Improving your training program to enhance speed is often not so much a matter of changing what you do as it is taking a different philosophical approach to what you are already doing. It is not the purpose of this article to describe specific, detailed workouts for speed, but rather to examine gross premises and concepts around which the speed training program should be organized.
Following are some key concepts for speed development, and also some common misconceptions about speed development that will help the coach to form this philosophy.
- You Can’t Train Speed Slowly. In order to effectively develop speed, a significant portion of the athlete’s training program must consist of high speed movements. Runs must be fast. In the weight room, some of the work must involve the bar travelling fast. Jumping exercises and medicine ball work must be done explosively as well. You train athletes to be fast by having them express speed in many forms of training.
- Wind Sprints Don’t Cut It. While wind sprints might be a useful tool to develop anaerobic fitness in athletes, they don’t serve as a speed development tool. To insure the development of speed, athletes must run at maximal velocities. While an athlete in a wind sprint session might feel fast on the first couple of sprints, fatigue quickly sets in and velocities become decidedly submaximal.
- Identify Types of Speed. Acceleration and Absolute Velocity are both components of speed, but they are quite different. Acceleration represents an athlete’s ability to move the body from rest, while absolute speed refers to an athlete’s top velocity once acceleration has been done. These are both critical components in sports performance, but are often confused. They are different qualities, are trained in different ways, and should be trained separately.
- Make the Entire Program your Speed Development Program. Speed development should encompass every aspect of training. The best planned run training program will not effectively develop speed if the weight training, strength training, mobility work, jumping exercises, etc. are not done consistently and in accordance with the principles of speed development training. Speed development cannot take place in a vacuum, so doing run training designed to improve speed without including all of these other components is doomed to fail in the long run.
- Be Careful with Endurance Work. Endurance work by nature is typically slow. Many speed training systems fail because the endurance training component is overemphasized. Speed qualities are easily destroyed by the chronic repetition of slow movements. These chronic slow movements erode fast muscle contraction qualities, wrecking speed abilities when this type of work is overdone. In addition, high lactic acid levels can interfere with the function of the nervous system, making gains in speed, power, coordination, and skill tough to achieve. As a general guideline, prioritize speed and power development first, and focus on endurance later.

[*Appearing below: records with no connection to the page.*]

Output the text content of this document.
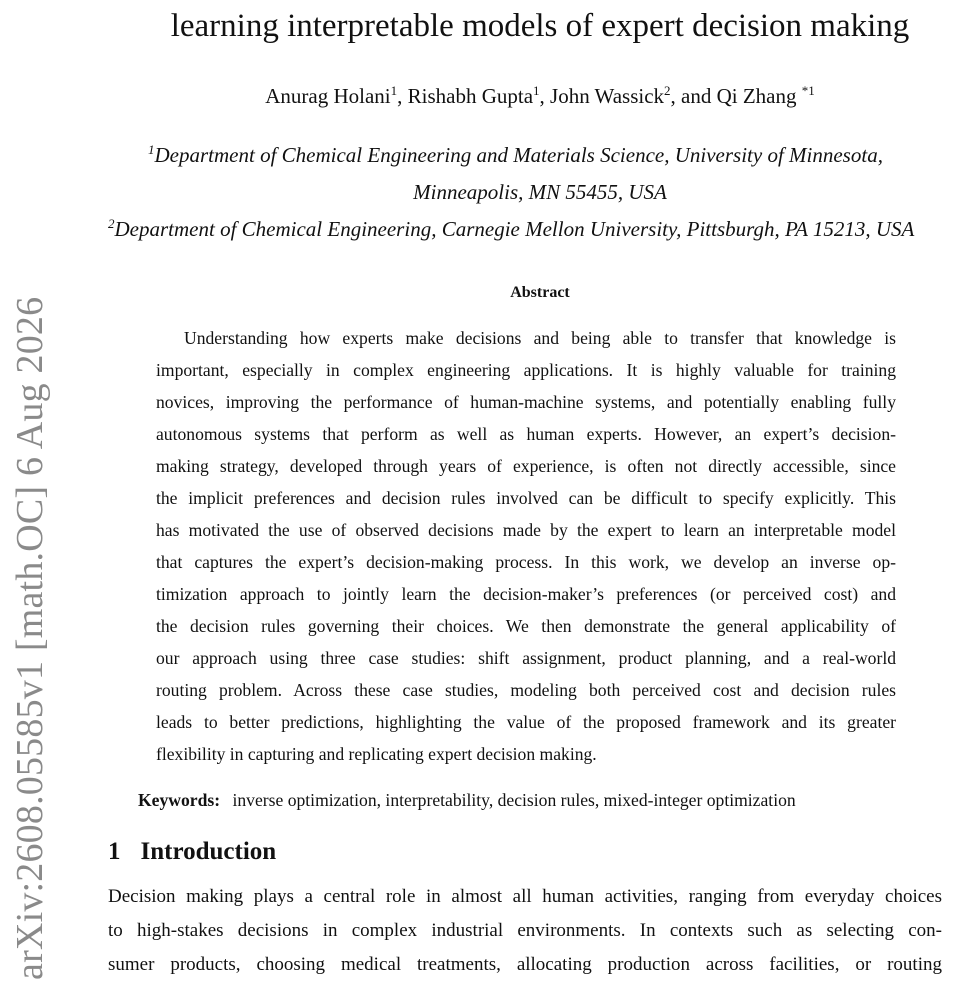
arXiv:2608.05585v1 [math.OC] 6 Aug 2026
learning interpretable models of expert decision making
Anurag Holani$^1$, Rishabh Gupta$^1$, John Wassick$^2$, and Qi Zhang $^{*1}$
$^1$Department of Chemical Engineering and Materials Science, University of Minnesota,
Minneapolis, MN 55455, USA
$^2$Department of Chemical Engineering, Carnegie Mellon University, Pittsburgh, PA 15213, USA
Abstract
Understanding how experts make decisions and being able to transfer that knowledge is
important, especially in complex engineering applications. It is highly valuable for training
novices, improving the performance of human-machine systems, and potentially enabling fully
autonomous systems that perform as well as human experts. However, an expert’s decision-
making strategy, developed through years of experience, is often not directly accessible, since
the implicit preferences and decision rules involved can be difficult to specify explicitly. This
has motivated the use of observed decisions made by the expert to learn an interpretable model
that captures the expert’s decision-making process. In this work, we develop an inverse op-
timization approach to jointly learn the decision-maker’s preferences (or perceived cost) and
the decision rules governing their choices. We then demonstrate the general applicability of
our approach using three case studies: shift assignment, product planning, and a real-world
routing problem. Across these case studies, modeling both perceived cost and decision rules
leads to better predictions, highlighting the value of the proposed framework and its greater
flexibility in capturing and replicating expert decision making.
Keywords: inverse optimization, interpretability, decision rules, mixed-integer optimization
1 Introduction
Decision making plays a central role in almost all human activities, ranging from everyday choices
to high-stakes decisions in complex industrial environments. In contexts such as selecting con-
sumer products, choosing medical treatments, allocating production across facilities, or routing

- Don’t Mix Speed with Endurance. Even a well done endurance program can limit gains in speed development in certain situations. If endurance training must be done, schedule it apart from speed and power related activities. Don’t combine speed and endurance in the same training session.

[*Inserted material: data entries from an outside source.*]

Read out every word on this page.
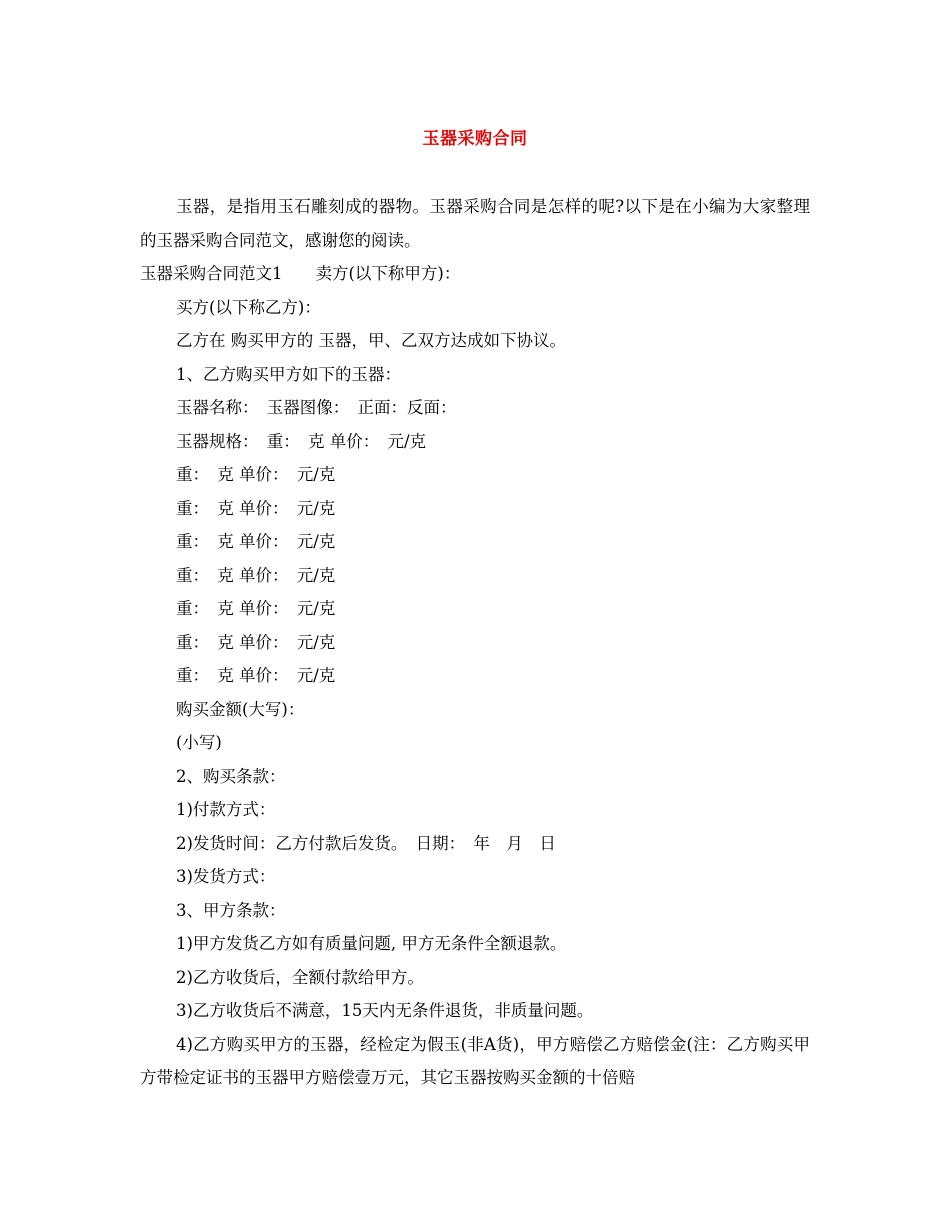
玉器采购合同
玉器，是指用玉石雕刻成的器物。玉器采购合同是怎样的呢?以下是在小编为大家整理的玉器采购合同范文，感谢您的阅读。
玉器采购合同范文1　　卖方(以下称甲方)：
买方(以下称乙方)：
乙方在 购买甲方的 玉器，甲、乙双方达成如下协议。
1、乙方购买甲方如下的玉器：
玉器名称：　玉器图像：　正面：反面：
玉器规格：　重：　克 单价：　元/克
重：　克 单价：　元/克
重：　克 单价：　元/克
重：　克 单价：　元/克
重：　克 单价：　元/克
重：　克 单价：　元/克
重：　克 单价：　元/克
重：　克 单价：　元/克
购买金额(大写)：
(小写)
2、购买条款：
1)付款方式：
2)发货时间：乙方付款后发货。　日期：　年　月　日
3)发货方式：
3、甲方条款：
1)甲方发货乙方如有质量问题, 甲方无条件全额退款。
2)乙方收货后，全额付款给甲方。
3)乙方收货后不满意，15天内无条件退货，非质量问题。
4)乙方购买甲方的玉器，经检定为假玉(非A货)，甲方赔偿乙方赔偿金(注：乙方购买甲方带检定证书的玉器甲方赔偿壹万元，其它玉器按购买金额的十倍赔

- Rest for Quality. In order to train speed effectively, training must be intense. This means runs must be at maximal intensities, jumps and medicine ball work must be explosive, and power oriented weight exercises must be performed with speed. In order to guarantee that the intensity remains high, athletes must be given adequate rest between sets or repetitions. This rest insures that the athlete is capable of performing maximally on every set or repetition, from the first to the last. Good training programs typically devote approximately half of the training days to high intensity – long rest work.

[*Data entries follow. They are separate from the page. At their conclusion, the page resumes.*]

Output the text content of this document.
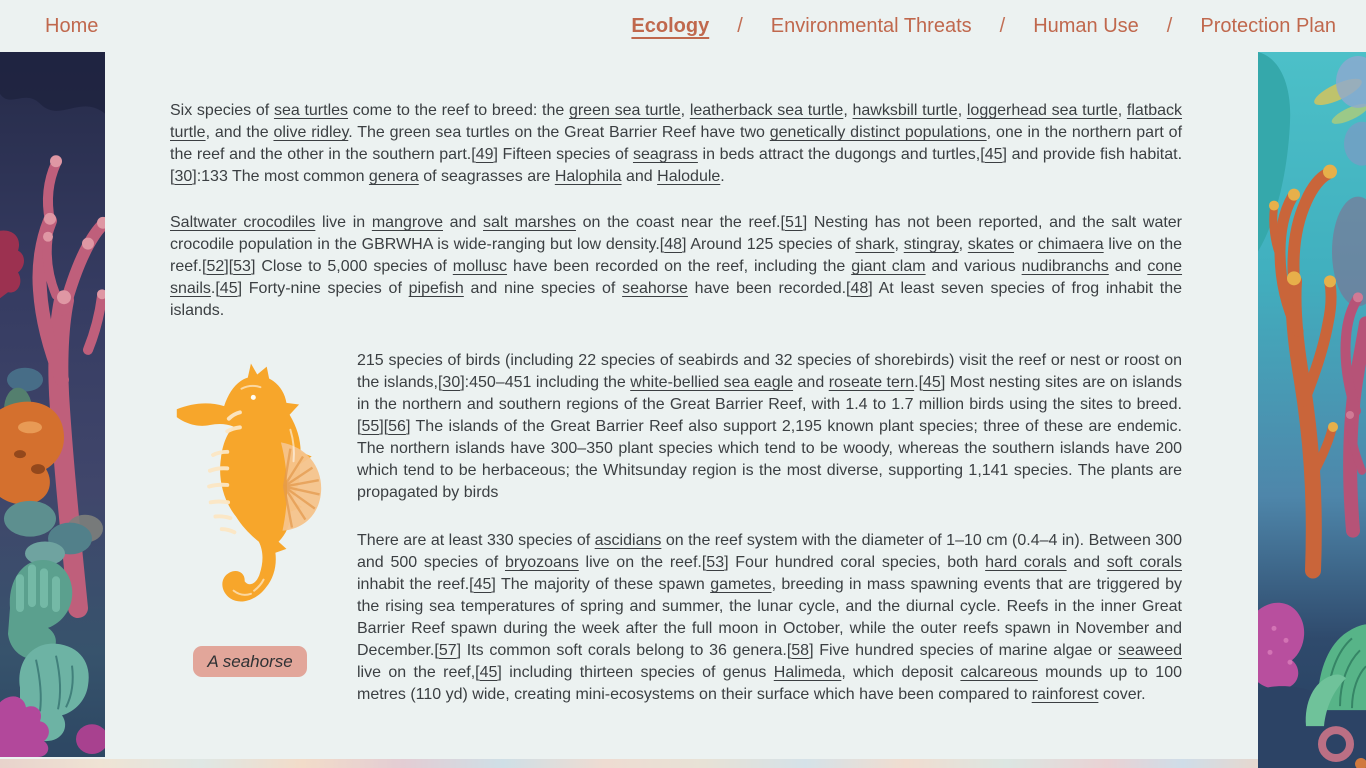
Home	Ecology / Environmental Threats / Human Use / Protection Plan

Six species of sea turtles come to the reef to breed: the green sea turtle, leatherback sea turtle, hawksbill turtle, loggerhead sea turtle, flatback turtle, and the olive ridley. The green sea turtles on the Great Barrier Reef have two genetically distinct populations, one in the northern part of the reef and the other in the southern part.[49] Fifteen species of seagrass in beds attract the dugongs and turtles,[45] and provide fish habitat.[30]:133 The most common genera of seagrasses are Halophila and Halodule.

Saltwater crocodiles live in mangrove and salt marshes on the coast near the reef.[51] Nesting has not been reported, and the salt water crocodile population in the GBRWHA is wide-ranging but low density.[48] Around 125 species of shark, stingray, skates or chimaera live on the reef.[52][53] Close to 5,000 species of mollusc have been recorded on the reef, including the giant clam and various nudibranchs and cone snails.[45] Forty-nine species of pipefish and nine species of seahorse have been recorded.[48] At least seven species of frog inhabit the islands.

A seahorse

215 species of birds (including 22 species of seabirds and 32 species of shorebirds) visit the reef or nest or roost on the islands,[30]:450–451 including the white-bellied sea eagle and roseate tern.[45] Most nesting sites are on islands in the northern and southern regions of the Great Barrier Reef, with 1.4 to 1.7 million birds using the sites to breed.[55][56] The islands of the Great Barrier Reef also support 2,195 known plant species; three of these are endemic. The northern islands have 300–350 plant species which tend to be woody, whereas the southern islands have 200 which tend to be herbaceous; the Whitsunday region is the most diverse, supporting 1,141 species. The plants are propagated by birds

There are at least 330 species of ascidians on the reef system with the diameter of 1–10 cm (0.4–4 in). Between 300 and 500 species of bryozoans live on the reef.[53] Four hundred coral species, both hard corals and soft corals inhabit the reef.[45] The majority of these spawn gametes, breeding in mass spawning events that are triggered by the rising sea temperatures of spring and summer, the lunar cycle, and the diurnal cycle. Reefs in the inner Great Barrier Reef spawn during the week after the full moon in October, while the outer reefs spawn in November and December.[57] Its common soft corals belong to 36 genera.[58] Five hundred species of marine algae or seaweed live on the reef,[45] including thirteen species of genus Halimeda, which deposit calcareous mounds up to 100 metres (110 yd) wide, creating mini-ecosystems on their surface which have been compared to rainforest cover.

- Keep Runs Short. Speed cannot be developed in an environment of fatigue. For this reason, when designing run training for speed development, it is far better to run shorter distances. This prevents the accumulation of fatigue that could potentially destroy the session. Good training programs typically use runs of 10-30 meters in length to train acceleration, and runs of 40-60 meters to train absolute speed.
- Keep Volumes Low. When speed development is your concern, it is always better to underdo it. Quality of training is key. It is far better to do fewer repetitions at high intensity than to allow fatigue to creep in and prevent the athlete from performing with intensity at the end of the workout. Some speed oriented run training sessions may contain as few as 3 or 4 repetitions.
- Keep Power Outputs Up. Over the course of a workout, a set, or even a repetition, it is important that the athlete’s intensity and power output remains high. The coach’s job is to observe, note the athlete’s intensity, and adjust sets, repetitions, distances, and recovery times to insure that quality of training is maintained. For example, if an athlete is doing single leg hops over 20 meters and struggling in the final 5 meters, it would be better to hop a shorter distance and perform more repetitions in compensation. This principle should be applied to all run, jump, and weight training.